= Western Basin of Lake Erie =

The Western Basin of Lake Erie is the shallowest and warmest part of the lake, covering approximately 2,600 square miles (6,700 km²). Its average depth is only about 24 feet (7.3 meters), with a maximum depth of 62 feet (19 meters) near the Bass Islands, making the Western Basin highly susceptible to temperature fluctuations and biological activity. The basin’s relatively shallow waters contribute to its ecological dynamics, including the frequent formation of waves and algal blooms.

== Physical Characteristics and Wave Activity ==
Due to its shallow depth, the Western Basin experiences significant wave action even under light wind conditions. A 2004 report by The New York Times noted that “even the slightest breeze can kick up lively waves.” Other observers have confirmed that these waves can develop quickly, affecting navigation and shoreline conditions. The basin’s shallow waters warm rapidly during summer months, which influences both weather patterns and aquatic life.

== Ecological Concerns and Phosphorus Runoff ==
By the 2010s, phosphorus pollution emerged as a major environmental concern in the Western Basin. Much of the phosphorus entering the lake originates from agricultural runoff, particularly from fertilizers applied to no-till corn and soybean fields in the surrounding watershed. Heavy rains wash these nutrients into local streams, which then carry them into the basin. Harmful runoff was managed in the past by the Great Black Swamp, but the draining of the swamp in the late 1800s allowed runoff to flow directly into the lake. Elevated phosphorus levels contribute to harmful algal blooms, including toxic cyanobacteria, which can disrupt ecosystems, harm wildlife, and pose risks to human health.
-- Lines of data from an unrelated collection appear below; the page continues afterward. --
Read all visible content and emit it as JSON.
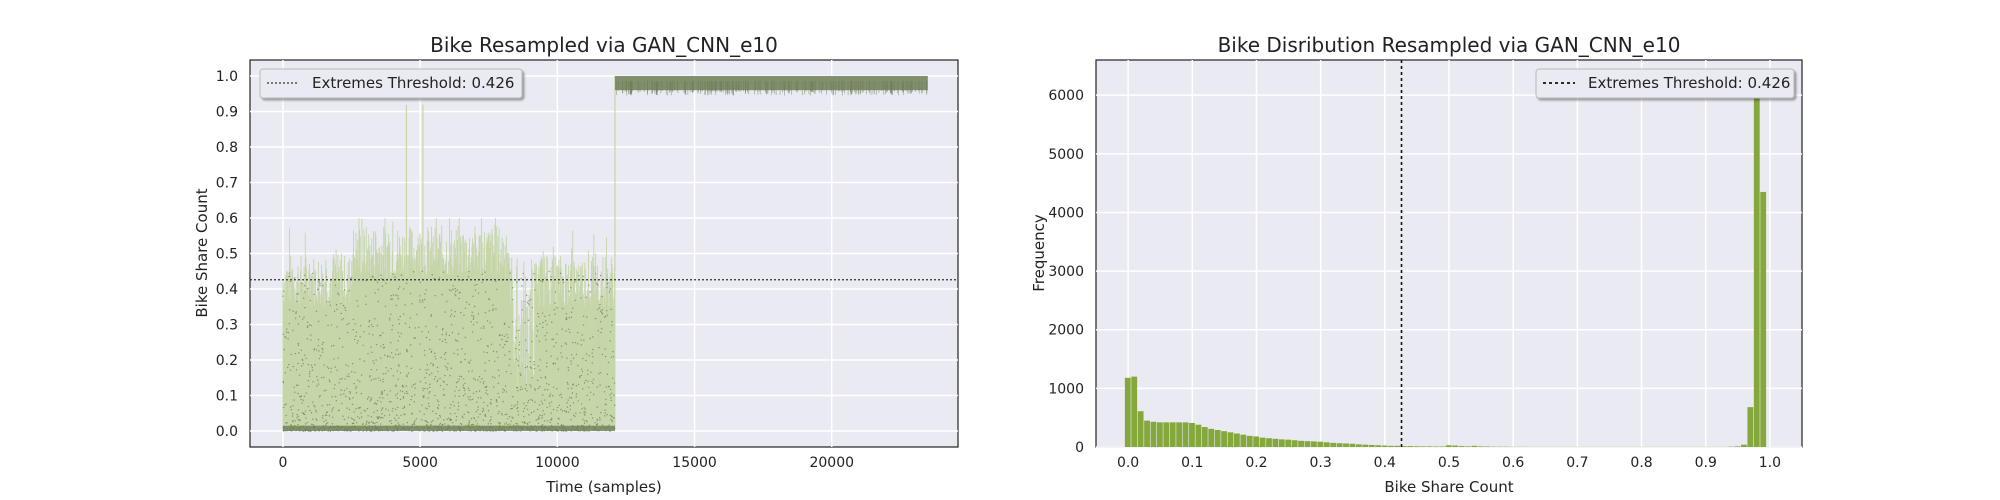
{
  "chart_data": [
    {
      "type": "line",
      "title": "Bike Resampled via GAN_CNN_e10",
      "xlabel": "Time (samples)",
      "ylabel": "Bike Share Count",
      "xlim": [
        -1200,
        24600
      ],
      "ylim": [
        -0.045,
        1.045
      ],
      "xticks": [
        0,
        5000,
        10000,
        15000,
        20000
      ],
      "yticks": [
        0.0,
        0.1,
        0.2,
        0.3,
        0.4,
        0.5,
        0.6,
        0.7,
        0.8,
        0.9,
        1.0
      ],
      "grid": true,
      "legend": {
        "placement": "top-left",
        "entries": [
          "Extremes Threshold: 0.426"
        ]
      },
      "threshold": 0.426,
      "series": [
        {
          "color": "#c5d6a8",
          "marker_color": "#6e7f58",
          "segments": [
            {
              "x": [
                0,
                12100
              ],
              "low": 0.0,
              "typical_high": [
                0.35,
                0.5
              ],
              "peak": 0.6
            },
            {
              "x": [
                12100,
                23500
              ],
              "low": 0.96,
              "high": 1.0,
              "typical": 0.985
            }
          ],
          "spikes": [
            {
              "x": 4500,
              "y": 0.92
            },
            {
              "x": 5100,
              "y": 0.92
            }
          ],
          "dip_region": {
            "x": [
              8400,
              9200
            ],
            "low": 0.12
          }
        }
      ]
    },
    {
      "type": "bar",
      "title": "Bike Disribution Resampled via GAN_CNN_e10",
      "xlabel": "Bike Share Count",
      "ylabel": "Frequency",
      "xlim": [
        -0.05,
        1.05
      ],
      "ylim": [
        0,
        6600
      ],
      "xticks": [
        0.0,
        0.1,
        0.2,
        0.3,
        0.4,
        0.5,
        0.6,
        0.7,
        0.8,
        0.9,
        1.0
      ],
      "yticks": [
        0,
        1000,
        2000,
        3000,
        4000,
        5000,
        6000
      ],
      "grid": true,
      "legend": {
        "placement": "top-right",
        "entries": [
          "Extremes Threshold: 0.426"
        ]
      },
      "threshold": 0.426,
      "bar_color": "#85a83c",
      "bin_width": 0.01,
      "bins": [
        0.0,
        0.01,
        0.02,
        0.03,
        0.04,
        0.05,
        0.06,
        0.07,
        0.08,
        0.09,
        0.1,
        0.11,
        0.12,
        0.13,
        0.14,
        0.15,
        0.16,
        0.17,
        0.18,
        0.19,
        0.2,
        0.21,
        0.22,
        0.23,
        0.24,
        0.25,
        0.26,
        0.27,
        0.28,
        0.29,
        0.3,
        0.31,
        0.32,
        0.33,
        0.34,
        0.35,
        0.36,
        0.37,
        0.38,
        0.39,
        0.4,
        0.41,
        0.42,
        0.43,
        0.44,
        0.45,
        0.46,
        0.47,
        0.48,
        0.49,
        0.5,
        0.51,
        0.52,
        0.53,
        0.54,
        0.55,
        0.56,
        0.57,
        0.58,
        0.59,
        0.6,
        0.61,
        0.62,
        0.63,
        0.64,
        0.65,
        0.66,
        0.67,
        0.68,
        0.69,
        0.7,
        0.71,
        0.72,
        0.73,
        0.74,
        0.75,
        0.76,
        0.77,
        0.78,
        0.79,
        0.8,
        0.81,
        0.82,
        0.83,
        0.84,
        0.85,
        0.86,
        0.87,
        0.88,
        0.89,
        0.9,
        0.91,
        0.92,
        0.93,
        0.94,
        0.95,
        0.96,
        0.97,
        0.98,
        0.99
      ],
      "values": [
        1180,
        1200,
        610,
        450,
        430,
        420,
        420,
        420,
        420,
        420,
        410,
        380,
        340,
        310,
        290,
        270,
        250,
        230,
        210,
        190,
        180,
        160,
        150,
        140,
        130,
        125,
        115,
        105,
        100,
        95,
        90,
        80,
        70,
        65,
        60,
        55,
        45,
        40,
        35,
        30,
        25,
        20,
        20,
        15,
        15,
        12,
        10,
        10,
        8,
        8,
        30,
        25,
        15,
        10,
        20,
        10,
        8,
        5,
        5,
        5,
        3,
        3,
        3,
        2,
        2,
        2,
        2,
        2,
        2,
        2,
        2,
        2,
        2,
        2,
        2,
        2,
        2,
        2,
        2,
        2,
        2,
        2,
        2,
        2,
        2,
        2,
        2,
        2,
        2,
        2,
        2,
        2,
        2,
        2,
        5,
        10,
        40,
        680,
        6000,
        4350
      ]
    }
  ]
}
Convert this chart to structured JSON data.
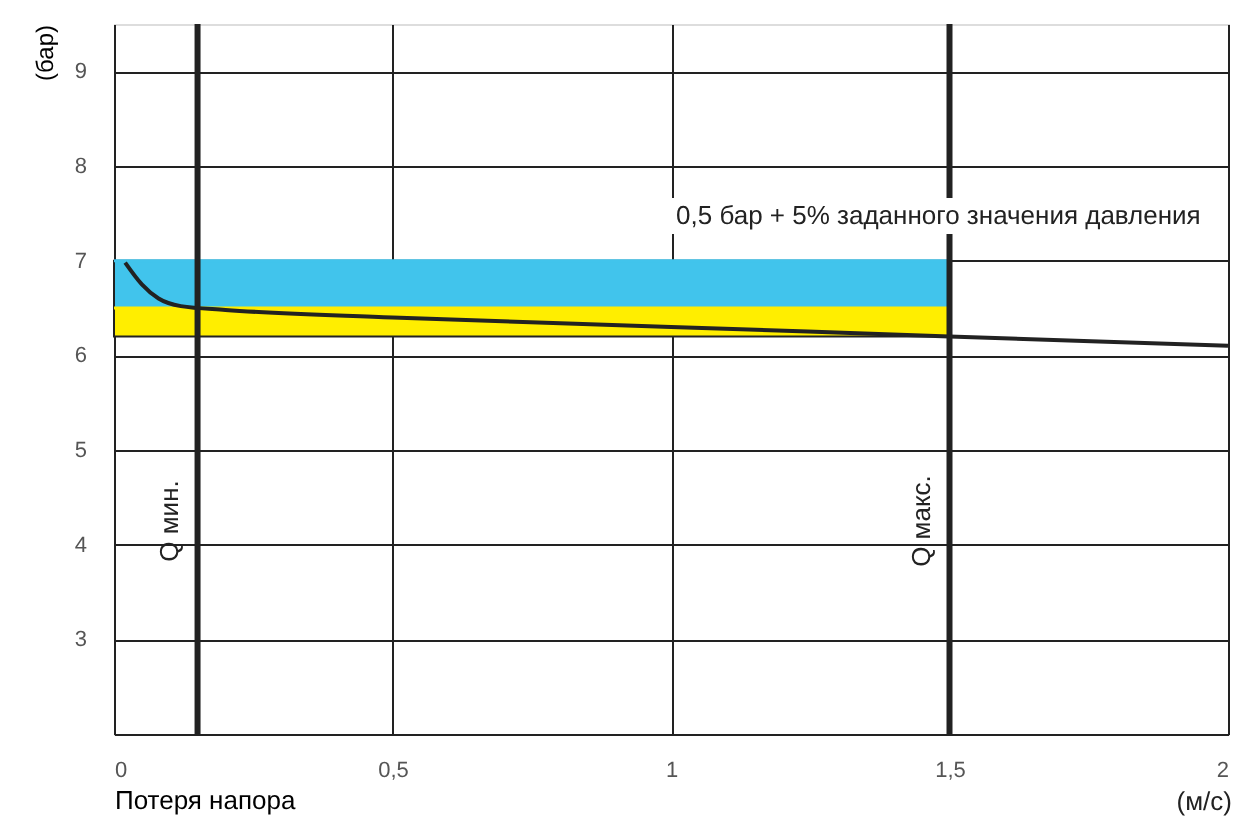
{
  "chart_data": {
    "type": "line",
    "xlabel": "Потеря напора",
    "ylabel": "(бар)",
    "annotations": [
      "0,5 бар + 5% заданного значения давления",
      "(м/с)"
    ],
    "xlim": [
      0,
      2
    ],
    "ylim": [
      2,
      9.5
    ],
    "xticks": [
      0,
      {
        "value": 0.5,
        "label": "0,5"
      },
      1,
      {
        "value": 1.5,
        "label": "1,5"
      },
      2
    ],
    "yticks": [
      3,
      4,
      5,
      6,
      7,
      8,
      9
    ],
    "grid": true,
    "series": [
      {
        "color": "#41c4ec",
        "x": [
          0,
          1.5
        ],
        "values": [
          7,
          7
        ],
        "lower": [
          6.5,
          6.5
        ],
        "upper": [
          7,
          7
        ]
      },
      {
        "color": "#ffee00",
        "x": [
          0,
          1.5
        ],
        "values": [
          6.5,
          6.5
        ],
        "lower": [
          6.2,
          6.2
        ],
        "upper": [
          6.5,
          6.5
        ]
      },
      {
        "color": "#222222",
        "x": [
          0.02,
          0.05,
          0.08,
          0.12,
          0.2,
          0.5,
          1,
          1.5,
          2
        ],
        "values": [
          6.98,
          6.75,
          6.6,
          6.52,
          6.48,
          6.4,
          6.3,
          6.2,
          6.1
        ]
      }
    ],
    "ref_lines": [
      {
        "axis": "x",
        "value": 0.15,
        "label": "Q мин."
      },
      {
        "axis": "x",
        "value": 1.5,
        "label": "Q макс."
      }
    ]
  }
}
== Economic and Recreational Importance ==
The Western Basin supports commercial and recreational fishing, with species such as walleye, yellow perch, and smallmouth bass thriving in its waters. The combination of shallow depth and nutrient-rich conditions can affect fish populations, sometimes leading to fluctuating catch rates. Additionally, the basin’s beaches and parks attract tourists and locals alike, contributing to the regional economy.

== Management and Conservation Efforts ==
Efforts to reduce phosphorus inputs have included promoting more sustainable agricultural practices, such as buffer strips and controlled fertilizer application. Restoring the area's indigenous and ecologically important wetlands has also been a topic of discussion in recent years. Agencies and organizations work together to monitor water quality, manage fish populations, and address pollution sources to improve the health of the Western Basin.

== Lighthouses in the Western Basin of Lake Erie ==
- Colchester Reef Light (Lake Erie, West) – Built on Colchester Reef in 1885.
- Detroit River Light – Built at the entrance to the Detroit River in 1885.